Jeff Kinz jkinz at kinz.org
Fri Apr 29 19:20:48 UTC 2005


On Fri, Apr 29, 2005 at 03:01:16PM -0400, Jeff Kinz wrote:
> In the file /etc/sysconfig/network, does the line :
> 
> FORWARD_IPV4=YES
> 
> actually control IP forwarding?  Currently my system seems to be
> ignoring it.  ie - I font actually get any ip-forwarding happening when
> the network is up unless I explicitly enable it.

Aha!  
Google - almost as powerful as Rick Stevens!

https://www.redhat.com/archives/redhat-list/2001-May/msg01047.html
indicates:

########################### QUOTE ###############################
I do not thing that forward_ipv4="yes" works any more.  The settings in
sysctl.conf are used instead.

Look at /etc/sysctl.conf.  Forward_ipv4 is one of the things normaly
controlled by this config file.  You may also want to look at the sysctl
command - it is a cleaner way to change the settings then using echo.

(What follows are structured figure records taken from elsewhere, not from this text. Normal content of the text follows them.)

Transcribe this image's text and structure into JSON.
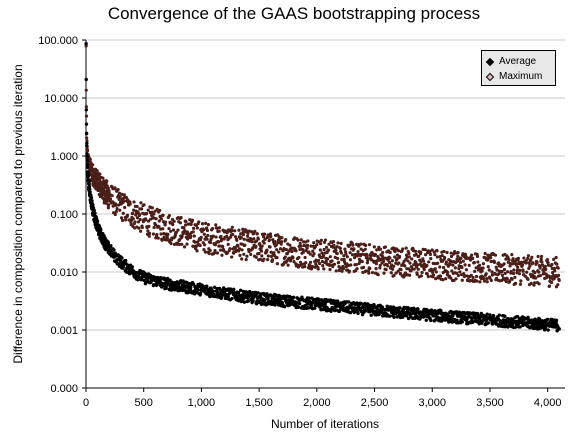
{
  "chart_data": {
    "type": "scatter",
    "title": "Convergence of the GAAS bootstrapping process",
    "xlabel": "Number of iterations",
    "ylabel": "Difference in composition compared to previous iteration",
    "xlim": [
      0,
      4150
    ],
    "ylim": [
      0.0001,
      100
    ],
    "ytick_values": [
      0.0001,
      0.001,
      0.01,
      0.1,
      1,
      10,
      100
    ],
    "yscale": "log",
    "xticks": [
      "0",
      "500",
      "1,000",
      "1,500",
      "2,000",
      "2,500",
      "3,000",
      "3,500",
      "4,000"
    ],
    "yticks": [
      "0.000",
      "0.001",
      "0.010",
      "0.100",
      "1.000",
      "10.000",
      "100.000"
    ],
    "grid": true,
    "legend_position": "top-right",
    "series": [
      {
        "name": "Average",
        "color": "#000000",
        "x": [
          1,
          5,
          10,
          20,
          50,
          100,
          200,
          300,
          500,
          750,
          1000,
          1500,
          2000,
          2500,
          3000,
          3500,
          4100
        ],
        "y": [
          100,
          2.0,
          0.9,
          0.4,
          0.15,
          0.06,
          0.025,
          0.015,
          0.008,
          0.006,
          0.005,
          0.0035,
          0.0028,
          0.0022,
          0.0018,
          0.0015,
          0.0012
        ]
      },
      {
        "name": "Maximum",
        "color": "#5a2a22",
        "x": [
          1,
          5,
          10,
          20,
          50,
          100,
          200,
          300,
          500,
          750,
          1000,
          1500,
          2000,
          2500,
          3000,
          3500,
          4100
        ],
        "y_low": [
          50,
          1.5,
          0.9,
          0.6,
          0.35,
          0.25,
          0.12,
          0.08,
          0.045,
          0.03,
          0.022,
          0.015,
          0.011,
          0.009,
          0.0075,
          0.0065,
          0.0055
        ],
        "y_high": [
          100,
          3.0,
          1.6,
          1.1,
          0.8,
          0.55,
          0.35,
          0.25,
          0.15,
          0.1,
          0.075,
          0.05,
          0.038,
          0.03,
          0.025,
          0.021,
          0.018
        ]
      }
    ]
  }
}
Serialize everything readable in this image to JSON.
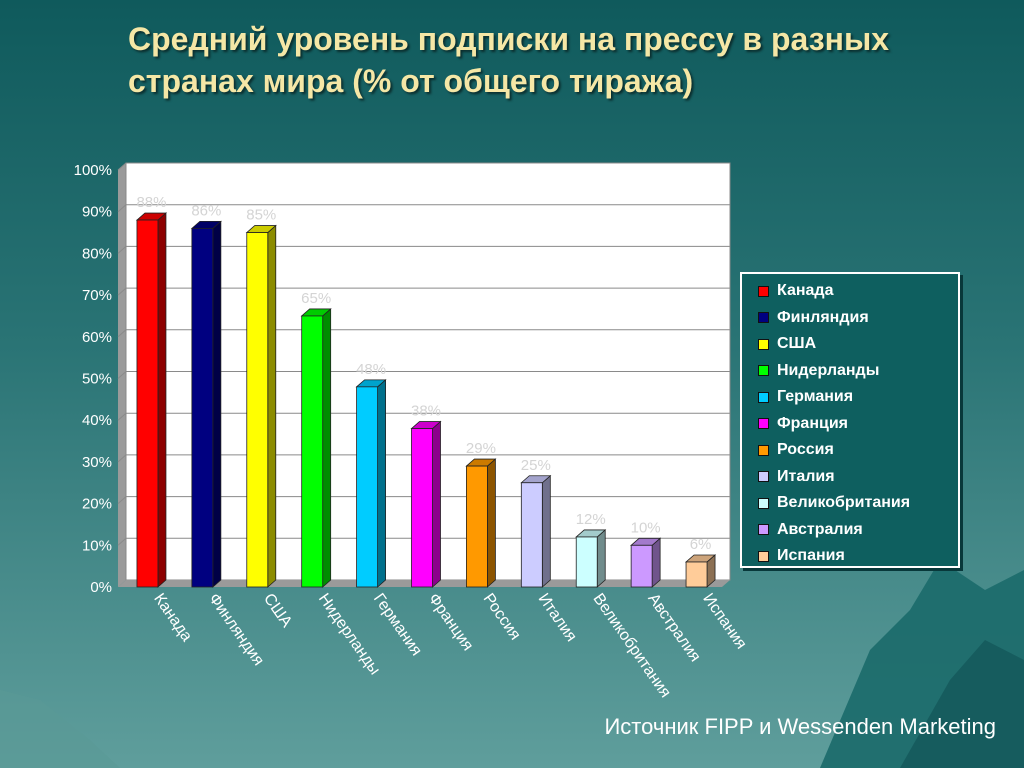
{
  "title_lines": [
    "Средний уровень подписки на прессу в разных",
    "странах мира (% от общего тиража)"
  ],
  "source": "Источник FIPP и Wessenden Marketing",
  "chart_data": {
    "type": "bar",
    "title": "Средний уровень подписки на прессу в разных странах мира (% от общего тиража)",
    "categories": [
      "Канада",
      "Финляндия",
      "США",
      "Нидерланды",
      "Германия",
      "Франция",
      "Россия",
      "Италия",
      "Великобритания",
      "Австралия",
      "Испания"
    ],
    "values": [
      88,
      86,
      85,
      65,
      48,
      38,
      29,
      25,
      12,
      10,
      6
    ],
    "data_labels": [
      "88%",
      "86%",
      "85%",
      "65%",
      "48%",
      "38%",
      "29%",
      "25%",
      "12%",
      "10%",
      "6%"
    ],
    "colors": [
      "#ff0000",
      "#000080",
      "#ffff00",
      "#00ff00",
      "#00ccff",
      "#ff00ff",
      "#ff9900",
      "#ccccff",
      "#ccffff",
      "#cc99ff",
      "#ffcc99"
    ],
    "ylim": [
      0,
      100
    ],
    "y_ticks": [
      "0%",
      "10%",
      "20%",
      "30%",
      "40%",
      "50%",
      "60%",
      "70%",
      "80%",
      "90%",
      "100%"
    ],
    "grid": true,
    "legend_placement": "right"
  }
}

########################### END QUOTE ###############################

In /etc/sysctl.conf:
net.ipv4.ip_forward = 0  

appears to disable forwarding.

What are the security implications of changing "0" to "1" in this line?

At system boot time, will the /etc/sysconfig/iptables file info be
processed significantly later than the /etc/sysctl.conf info?

If that is true, then do we have insecure window of time where 
the system will automatically forward packets anywhere? 

Is this significant?


-- 
Jeff Kinz, Emergent Research, Hudson, MA.